During the last few years I have worked with both desktop and web applications that had to be translated into other languages. While it’s generally good to delay architecture decisions, writing a -global- application like it’s only going to be used in the place where you write it, is just wrong.
It would be better if the whole team could familiarize with the implications of internationalization, early. Translating an application when i18n (Internationalization) was not considered during the initial (or any) stages of development could be very painful and expensive.
I have compiled a set of advices to keep in mind from the beginning, most of which were learnt the hard way.
String constants
Great care must be taken when adding new strings to the application like a message for the user, UI caption, etc. Having to change these string constants once the translations are already in place is expensive and time-consuming.
In most Gettext and Gettext-like solutions, sightly changing a string breaks the link between the original text and the translated one. For Gettext, Poedit has a fuzzy matching algorithm to help the translator in the process of updating your translations, but you can’t expect much from fuzziness.
String literal concatenation is your enemy, different languages have different grammatical order and translating a whole sentence is much easier than translating loose words out of context.
- Have a set of style rules for messages. i.e.: Do error message sentences end with period?
- Check your spelling and grammar twice when adding a new string. Check new strings in the code review, correct early.
- Be conservative when adding new strings. Is that specific error message really necessary?
- Use String.Format() or your language equivalent when composing messages, do not concatenate.
- Avoid mandatory spaces at the start or end of a string literal (i.e.: ” OK “), do use concatenation in this case to add the space if needed, keep the translatable string clean.

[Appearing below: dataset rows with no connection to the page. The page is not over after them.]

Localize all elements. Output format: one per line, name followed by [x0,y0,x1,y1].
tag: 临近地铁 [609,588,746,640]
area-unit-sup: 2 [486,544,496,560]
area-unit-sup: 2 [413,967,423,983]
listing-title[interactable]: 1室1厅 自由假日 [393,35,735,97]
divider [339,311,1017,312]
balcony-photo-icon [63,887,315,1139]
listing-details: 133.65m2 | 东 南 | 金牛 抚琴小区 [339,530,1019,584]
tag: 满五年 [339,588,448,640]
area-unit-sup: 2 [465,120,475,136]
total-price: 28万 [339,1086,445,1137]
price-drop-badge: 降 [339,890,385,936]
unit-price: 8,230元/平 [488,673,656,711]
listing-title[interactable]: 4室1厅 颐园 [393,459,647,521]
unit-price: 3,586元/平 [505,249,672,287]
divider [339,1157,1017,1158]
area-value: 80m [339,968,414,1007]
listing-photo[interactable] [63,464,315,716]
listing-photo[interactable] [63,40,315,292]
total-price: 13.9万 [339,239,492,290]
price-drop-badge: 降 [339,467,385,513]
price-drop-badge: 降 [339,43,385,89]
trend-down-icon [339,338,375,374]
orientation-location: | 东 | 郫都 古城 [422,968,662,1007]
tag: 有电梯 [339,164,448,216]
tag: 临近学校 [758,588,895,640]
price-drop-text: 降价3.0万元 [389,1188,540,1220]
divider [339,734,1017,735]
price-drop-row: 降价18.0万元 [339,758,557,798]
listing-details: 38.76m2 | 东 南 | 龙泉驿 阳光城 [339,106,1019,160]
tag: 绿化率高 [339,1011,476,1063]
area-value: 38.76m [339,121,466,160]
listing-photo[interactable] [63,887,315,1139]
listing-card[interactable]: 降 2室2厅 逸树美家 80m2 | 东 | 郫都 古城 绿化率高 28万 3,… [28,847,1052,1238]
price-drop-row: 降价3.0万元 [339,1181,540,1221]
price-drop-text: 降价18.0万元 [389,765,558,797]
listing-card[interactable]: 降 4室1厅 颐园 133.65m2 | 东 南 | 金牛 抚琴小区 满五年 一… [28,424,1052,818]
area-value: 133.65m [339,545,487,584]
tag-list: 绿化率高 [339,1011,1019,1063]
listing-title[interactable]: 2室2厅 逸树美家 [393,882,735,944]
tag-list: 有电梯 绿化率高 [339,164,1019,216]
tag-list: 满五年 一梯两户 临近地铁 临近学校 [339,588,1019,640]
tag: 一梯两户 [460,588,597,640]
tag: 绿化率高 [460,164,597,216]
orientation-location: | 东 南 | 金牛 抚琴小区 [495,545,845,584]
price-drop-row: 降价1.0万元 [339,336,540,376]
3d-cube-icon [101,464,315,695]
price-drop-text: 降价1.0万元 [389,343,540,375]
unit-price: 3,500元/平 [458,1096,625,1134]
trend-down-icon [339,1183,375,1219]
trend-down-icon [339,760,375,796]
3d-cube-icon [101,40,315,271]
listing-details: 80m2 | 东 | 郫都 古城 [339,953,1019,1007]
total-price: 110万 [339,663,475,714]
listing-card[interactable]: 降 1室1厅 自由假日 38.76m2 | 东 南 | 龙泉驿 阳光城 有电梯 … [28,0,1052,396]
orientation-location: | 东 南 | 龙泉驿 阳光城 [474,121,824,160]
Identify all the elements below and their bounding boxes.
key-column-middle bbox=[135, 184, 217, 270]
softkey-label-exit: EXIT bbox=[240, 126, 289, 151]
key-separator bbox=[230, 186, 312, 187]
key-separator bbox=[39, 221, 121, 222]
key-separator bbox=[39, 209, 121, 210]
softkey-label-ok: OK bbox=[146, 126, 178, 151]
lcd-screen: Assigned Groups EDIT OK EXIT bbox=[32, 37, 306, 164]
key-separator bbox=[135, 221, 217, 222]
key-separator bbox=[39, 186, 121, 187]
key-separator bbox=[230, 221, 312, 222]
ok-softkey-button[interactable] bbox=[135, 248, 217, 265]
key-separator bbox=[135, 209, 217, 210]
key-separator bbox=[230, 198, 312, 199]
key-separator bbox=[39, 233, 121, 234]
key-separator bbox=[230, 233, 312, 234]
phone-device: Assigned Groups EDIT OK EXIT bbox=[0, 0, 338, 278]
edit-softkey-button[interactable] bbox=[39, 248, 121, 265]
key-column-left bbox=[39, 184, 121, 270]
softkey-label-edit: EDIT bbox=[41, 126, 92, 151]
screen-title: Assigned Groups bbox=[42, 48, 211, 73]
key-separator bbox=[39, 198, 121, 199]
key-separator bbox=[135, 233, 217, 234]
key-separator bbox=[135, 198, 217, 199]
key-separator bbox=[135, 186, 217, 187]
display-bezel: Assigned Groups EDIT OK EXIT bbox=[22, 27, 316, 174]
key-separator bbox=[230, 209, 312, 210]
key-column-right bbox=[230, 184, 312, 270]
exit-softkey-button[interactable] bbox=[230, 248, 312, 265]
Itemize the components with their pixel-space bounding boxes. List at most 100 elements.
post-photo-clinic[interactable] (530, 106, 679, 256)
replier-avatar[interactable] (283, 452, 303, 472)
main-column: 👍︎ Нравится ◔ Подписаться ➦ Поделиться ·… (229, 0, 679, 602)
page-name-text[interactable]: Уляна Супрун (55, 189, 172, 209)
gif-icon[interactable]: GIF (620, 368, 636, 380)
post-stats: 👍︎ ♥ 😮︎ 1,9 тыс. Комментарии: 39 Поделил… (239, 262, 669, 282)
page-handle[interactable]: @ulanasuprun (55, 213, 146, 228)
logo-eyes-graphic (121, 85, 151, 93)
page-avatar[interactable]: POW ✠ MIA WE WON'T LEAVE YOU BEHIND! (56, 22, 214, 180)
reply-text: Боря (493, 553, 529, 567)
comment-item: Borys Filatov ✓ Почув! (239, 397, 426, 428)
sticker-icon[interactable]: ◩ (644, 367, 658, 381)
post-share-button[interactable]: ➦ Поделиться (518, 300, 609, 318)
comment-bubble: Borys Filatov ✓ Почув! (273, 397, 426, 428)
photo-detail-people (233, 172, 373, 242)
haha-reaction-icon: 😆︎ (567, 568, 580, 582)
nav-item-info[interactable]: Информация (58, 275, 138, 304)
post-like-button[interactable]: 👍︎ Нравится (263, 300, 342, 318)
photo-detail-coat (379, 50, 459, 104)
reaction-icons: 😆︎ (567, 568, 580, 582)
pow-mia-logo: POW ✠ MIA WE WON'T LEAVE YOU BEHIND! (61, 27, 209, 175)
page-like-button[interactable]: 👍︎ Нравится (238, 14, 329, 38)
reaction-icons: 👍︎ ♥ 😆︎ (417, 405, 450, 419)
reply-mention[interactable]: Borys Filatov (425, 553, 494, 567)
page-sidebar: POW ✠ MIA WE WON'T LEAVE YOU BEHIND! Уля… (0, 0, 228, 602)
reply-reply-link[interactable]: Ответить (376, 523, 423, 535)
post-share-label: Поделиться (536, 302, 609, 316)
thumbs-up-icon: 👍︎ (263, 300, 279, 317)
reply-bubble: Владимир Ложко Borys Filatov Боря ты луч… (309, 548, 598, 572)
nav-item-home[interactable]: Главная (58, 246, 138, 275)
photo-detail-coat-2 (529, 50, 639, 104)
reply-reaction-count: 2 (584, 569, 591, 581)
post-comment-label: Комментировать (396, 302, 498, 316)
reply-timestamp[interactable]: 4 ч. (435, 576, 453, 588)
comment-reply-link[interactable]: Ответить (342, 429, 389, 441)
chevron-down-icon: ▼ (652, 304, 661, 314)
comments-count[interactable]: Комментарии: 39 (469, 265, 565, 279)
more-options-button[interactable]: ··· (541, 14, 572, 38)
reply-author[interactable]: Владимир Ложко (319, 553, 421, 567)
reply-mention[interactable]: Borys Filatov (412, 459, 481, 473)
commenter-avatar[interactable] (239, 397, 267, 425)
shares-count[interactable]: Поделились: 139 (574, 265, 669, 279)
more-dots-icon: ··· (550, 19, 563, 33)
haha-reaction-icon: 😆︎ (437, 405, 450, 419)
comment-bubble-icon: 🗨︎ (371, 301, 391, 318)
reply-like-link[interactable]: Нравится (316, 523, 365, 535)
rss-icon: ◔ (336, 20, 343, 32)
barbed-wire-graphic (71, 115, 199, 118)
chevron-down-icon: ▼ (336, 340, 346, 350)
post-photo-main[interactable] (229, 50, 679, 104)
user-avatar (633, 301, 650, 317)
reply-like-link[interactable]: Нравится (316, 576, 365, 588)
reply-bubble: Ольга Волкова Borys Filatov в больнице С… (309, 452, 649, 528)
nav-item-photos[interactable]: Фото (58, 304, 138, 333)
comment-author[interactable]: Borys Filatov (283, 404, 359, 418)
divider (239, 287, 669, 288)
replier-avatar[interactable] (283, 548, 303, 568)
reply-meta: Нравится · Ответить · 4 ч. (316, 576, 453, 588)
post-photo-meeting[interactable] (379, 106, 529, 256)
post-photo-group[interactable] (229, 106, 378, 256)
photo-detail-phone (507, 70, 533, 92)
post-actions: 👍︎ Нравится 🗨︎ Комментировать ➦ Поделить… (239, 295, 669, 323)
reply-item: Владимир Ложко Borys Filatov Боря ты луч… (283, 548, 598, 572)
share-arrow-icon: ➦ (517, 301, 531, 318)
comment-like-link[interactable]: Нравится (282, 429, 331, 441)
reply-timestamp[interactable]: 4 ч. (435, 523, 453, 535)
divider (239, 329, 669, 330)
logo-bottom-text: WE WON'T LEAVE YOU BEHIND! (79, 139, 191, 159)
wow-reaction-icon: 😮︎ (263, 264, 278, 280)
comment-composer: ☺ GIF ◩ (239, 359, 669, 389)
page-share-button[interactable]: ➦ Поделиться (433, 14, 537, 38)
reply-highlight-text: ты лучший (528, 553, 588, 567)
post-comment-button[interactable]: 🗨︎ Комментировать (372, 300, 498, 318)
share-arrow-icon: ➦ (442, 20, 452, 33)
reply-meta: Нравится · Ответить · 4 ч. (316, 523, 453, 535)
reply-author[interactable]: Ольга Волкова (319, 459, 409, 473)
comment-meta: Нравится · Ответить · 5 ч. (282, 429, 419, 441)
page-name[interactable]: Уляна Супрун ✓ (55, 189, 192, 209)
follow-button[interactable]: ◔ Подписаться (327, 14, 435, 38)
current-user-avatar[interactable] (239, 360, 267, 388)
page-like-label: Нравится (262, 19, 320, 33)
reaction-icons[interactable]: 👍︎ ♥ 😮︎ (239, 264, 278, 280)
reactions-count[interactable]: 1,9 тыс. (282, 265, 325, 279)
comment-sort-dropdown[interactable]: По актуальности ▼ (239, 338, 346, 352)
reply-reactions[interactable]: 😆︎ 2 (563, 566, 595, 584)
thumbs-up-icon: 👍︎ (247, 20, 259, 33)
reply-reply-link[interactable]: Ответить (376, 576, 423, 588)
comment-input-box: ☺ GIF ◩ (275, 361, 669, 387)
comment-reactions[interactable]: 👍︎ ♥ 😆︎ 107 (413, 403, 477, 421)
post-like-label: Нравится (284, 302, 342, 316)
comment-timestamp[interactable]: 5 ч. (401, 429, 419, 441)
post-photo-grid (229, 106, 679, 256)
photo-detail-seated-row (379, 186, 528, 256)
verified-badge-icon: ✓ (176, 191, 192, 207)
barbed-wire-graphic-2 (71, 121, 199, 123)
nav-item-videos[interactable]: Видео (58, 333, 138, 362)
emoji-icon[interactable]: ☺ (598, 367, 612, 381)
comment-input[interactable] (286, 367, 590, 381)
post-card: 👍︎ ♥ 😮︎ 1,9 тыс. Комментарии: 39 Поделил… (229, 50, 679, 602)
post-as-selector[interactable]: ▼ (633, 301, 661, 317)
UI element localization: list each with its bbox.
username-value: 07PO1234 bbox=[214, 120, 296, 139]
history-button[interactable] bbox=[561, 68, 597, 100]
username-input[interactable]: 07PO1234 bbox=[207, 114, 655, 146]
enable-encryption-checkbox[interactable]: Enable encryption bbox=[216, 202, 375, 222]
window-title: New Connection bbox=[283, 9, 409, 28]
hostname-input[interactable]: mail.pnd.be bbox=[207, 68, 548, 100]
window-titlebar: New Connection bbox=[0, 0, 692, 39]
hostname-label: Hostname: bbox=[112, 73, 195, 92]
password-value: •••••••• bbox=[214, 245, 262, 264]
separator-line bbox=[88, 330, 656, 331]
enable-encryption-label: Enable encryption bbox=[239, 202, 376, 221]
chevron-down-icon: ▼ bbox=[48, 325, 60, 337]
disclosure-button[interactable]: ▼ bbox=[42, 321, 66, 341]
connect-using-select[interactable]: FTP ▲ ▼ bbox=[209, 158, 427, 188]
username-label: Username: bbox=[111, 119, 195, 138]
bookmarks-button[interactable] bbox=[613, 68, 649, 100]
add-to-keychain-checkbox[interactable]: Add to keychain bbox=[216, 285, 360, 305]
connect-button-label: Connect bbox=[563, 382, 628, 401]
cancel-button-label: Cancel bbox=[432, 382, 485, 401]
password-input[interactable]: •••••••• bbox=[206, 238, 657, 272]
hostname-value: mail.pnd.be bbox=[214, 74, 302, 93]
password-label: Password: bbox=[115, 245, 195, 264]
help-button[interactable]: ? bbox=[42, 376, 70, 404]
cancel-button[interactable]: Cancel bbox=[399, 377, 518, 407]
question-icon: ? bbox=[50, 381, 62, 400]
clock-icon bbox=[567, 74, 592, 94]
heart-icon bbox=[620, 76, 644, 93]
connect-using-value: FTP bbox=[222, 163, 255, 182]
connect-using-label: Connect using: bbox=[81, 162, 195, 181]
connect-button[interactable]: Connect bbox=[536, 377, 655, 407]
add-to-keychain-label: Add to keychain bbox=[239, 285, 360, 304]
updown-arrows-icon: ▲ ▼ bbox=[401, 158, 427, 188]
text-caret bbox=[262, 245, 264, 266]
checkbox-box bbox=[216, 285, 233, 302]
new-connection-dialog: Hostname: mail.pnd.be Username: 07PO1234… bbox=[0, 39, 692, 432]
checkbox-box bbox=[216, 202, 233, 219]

- Mixing HTML in your string literals is <b>horrible</b>, but you already know that. I hope.
Database strings
There are several methods to store static strings in the database in different languages, in my humble opinion the best one is called: Don’t do that!. All the other methods are either inefficient, cumbersome or both.
I’ve seen many times database objects containing just a primary key and a VARCHAR column for the sole purpose of identifying some other object type or status. ie: InvoiceType. These strings then end up in the user interface through zillions of intricate and slow JOINs. What’s the point in doing that if you have to maintain an enumerated type for your business logic code anyway?
- Use short identifiers that make sense in your database.
- Use your enumerated types to generate the translated strings.
- Keep your database culture-neutral.
Number and Date conversion
When the user inputs data such as floating point numbers, time, dates, etc. keep in mind at all times that the type conversion depends on the user culture, the same goes for displaying data and for input validation. Your framework has tools to handle these type conversions, study them, use them.
Avoid depending on your server’s locale or regional settings, your system should run fine with OS versions other than English or a POSIX locale other than your development environment.
- Keep your serialized dates and floating point values consistent and culture-neutral.
- Avoid depending on the system configured locale or regional settings for type conversions.
- Keep your code culture-neutral.
Time zones and calendars
It’s a common practice to use the server’s system time (i.e.: DateTime.Now() in .Net) to generate and store these timestamps or to make calculations. Don’t. Use the universal time whenever possible, the server could be moved to another timezone, the cloud, or Ganymede. .Net provides .UtcNow() and .UtcToday() for this purpose.
There are lots of things to consider when dealing with time and offsets; week start days, DST with its variations between countries, hemispheres, leap years, even leap seconds. Study and use your framework’s and system tools to perform these date and time calculations, comparisons, offsets, etc. Don’t reinvent the wheel, or you will end up like Apple.
- Always use UTC, not your server’s local time.
- Offset the time using the correct timezone when displaying it to the user.
- Use your framework’s, platform and system tools to perform date and time calculations.
- Keep your code timezone-neutral.
Everything else
This was just a glimpse. The list of things to consider is endless, things like character encodings, bi-directional text, CJK support, or specific localizations can increase complexity ad infinitum. There is a whole industry based on i18n, and many blogs on that subject alone.
It’s important that you know that writing truly international software is hard. It requires dedication and specific knowledge on this topic. Writing software for the world requires an open mind.
Content under Attribution-Share Alike 3.0 Unported
Great article. I’ve faced many of this problems myself, thanks for sharing
You are welcome! Feel free to add any comments or insights based on your experience.